Le jeudi 27 novembre 2003.

Une délégation du Labor américain rapporte la montée d’un nouveau syndicalisme en Irak.



« La chose qui m’a le plus encouragé, c’est que sous les conditions les plus difficiles que l’on puisse imaginer, les travailleurs n’attendent pas une minute avant de commencer à s’organiser. » C’était le rapport du journaliste syndical David Bacon, qui est allé en Irak avec une délégation de US Labor Against the War (Syndicalisme américain contre la guerre) et des militant.e.s de syndicats français.

Ce que Bacon — avec Clarence Thomas, l’ancien secrétaire-trésorier du local 10 de l’International Longshore and Warehouse Union — a vu en Irak est passé inaperçu dans les médias « mainstream » qui se concentrent seulement sur « les soldats et les rebelles » (dixit Bacon).

« Nous devons nous rappeler qu’il y a des millions de travailleurs en Irak », disait Bacon après un forum au congrès national de USLAW à Chicago, lors duquel il faisait un rapport de son voyage avec Thomas.

« Ils essaient, premièrement, de survivre à cette expérience, aller travailler, nourrir leur famille, trouver un logis pour eux au milieu de circonstances très difficiles. »

Plus de six mois après l’effondrement du gouvernement de Saddam Hussein et la promesse des officiels américains de « reconstruction de l’économie », le chômage en Irak est estimé à 70 %. Par conséquent, survivre au jour le jour est littéralement un défit énorme pour la majorité de la population du pays.

« L’augmentation de salaire de 30 %, les prêts et les terres promises par Paul Bremer (le numéro un américain à Bagdad), il y a trois mois, ne se sont toujours pas matérialisés », écrit Ewa Jasiewicz, du International Occupation Watch Center à Bagdad, qui a voyagé à travers l’Irak avec la délégation de USLAW. Pour ceux qui travaillent, le salaire moyen est de 60 $ par mois : la paie d’urgence décrétée par les occupants américain du Coalition Provisional Authority (CPA).

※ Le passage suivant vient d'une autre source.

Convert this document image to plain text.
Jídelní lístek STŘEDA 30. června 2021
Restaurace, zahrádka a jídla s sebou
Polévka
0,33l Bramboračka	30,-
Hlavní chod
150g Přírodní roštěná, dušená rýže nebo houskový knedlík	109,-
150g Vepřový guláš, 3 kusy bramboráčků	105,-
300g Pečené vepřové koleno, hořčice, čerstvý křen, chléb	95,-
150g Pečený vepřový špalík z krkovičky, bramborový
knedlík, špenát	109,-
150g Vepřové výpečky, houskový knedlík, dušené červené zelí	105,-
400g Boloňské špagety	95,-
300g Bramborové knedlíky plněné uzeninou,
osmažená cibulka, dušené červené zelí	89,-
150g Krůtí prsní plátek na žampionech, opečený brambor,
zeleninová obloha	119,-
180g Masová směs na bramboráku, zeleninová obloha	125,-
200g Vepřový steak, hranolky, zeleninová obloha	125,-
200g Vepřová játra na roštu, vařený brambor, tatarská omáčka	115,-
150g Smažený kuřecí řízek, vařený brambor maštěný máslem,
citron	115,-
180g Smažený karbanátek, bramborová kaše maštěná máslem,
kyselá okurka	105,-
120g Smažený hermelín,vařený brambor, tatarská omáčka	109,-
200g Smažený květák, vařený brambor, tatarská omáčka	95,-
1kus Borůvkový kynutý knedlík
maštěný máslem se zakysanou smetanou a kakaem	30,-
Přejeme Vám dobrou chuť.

Le salaire était exactement le même sous Saddam mais les irakiens recevaient également de la nourriture et une aide au logement qui ont disparu sous le règne américains. « Donc, le revenu réel des travailleurs irakiens a baissé, et c’est compter sans la valeur d’échange et donc le prix de tout ce qui est importé », dit Bacon.

Mais aussi désespérées que peuvent être les conditions maintenant, les Irakiens qui ont rencontré Bacon et Thomas disent que ce qu’ils craignent le plus n’est pas encore arrivé : que les maniaques du libre échange de Washington réussissent à aller de l’avant avec leurs plans de privatisation pour l’Irak. Déjà, le CPA a légalisé la propriété 100 % étrangère d’entreprises irakiennes et a mis la taxe d’affaire pour « l’Irak nouvelle » à 15 %.

Quand il est question des syndicats, cependant, « les autorités d’occupation ont trouvé une loi "votée" sous Saddam Hussein qu’elles aiment : une loi de 1987 qui dit que quiconque travaille pour une entreprise étatique est considéré comme un fonctionnaire », dit Bacon. Ça veut dire que les travailleurs de l’industrie pétrolière irakienne, par exemple, n’ont légalement pas le droit de s’organiser en syndicat selon une loi de l’ère Saddam que les officiels américains refusent de reconsidérer.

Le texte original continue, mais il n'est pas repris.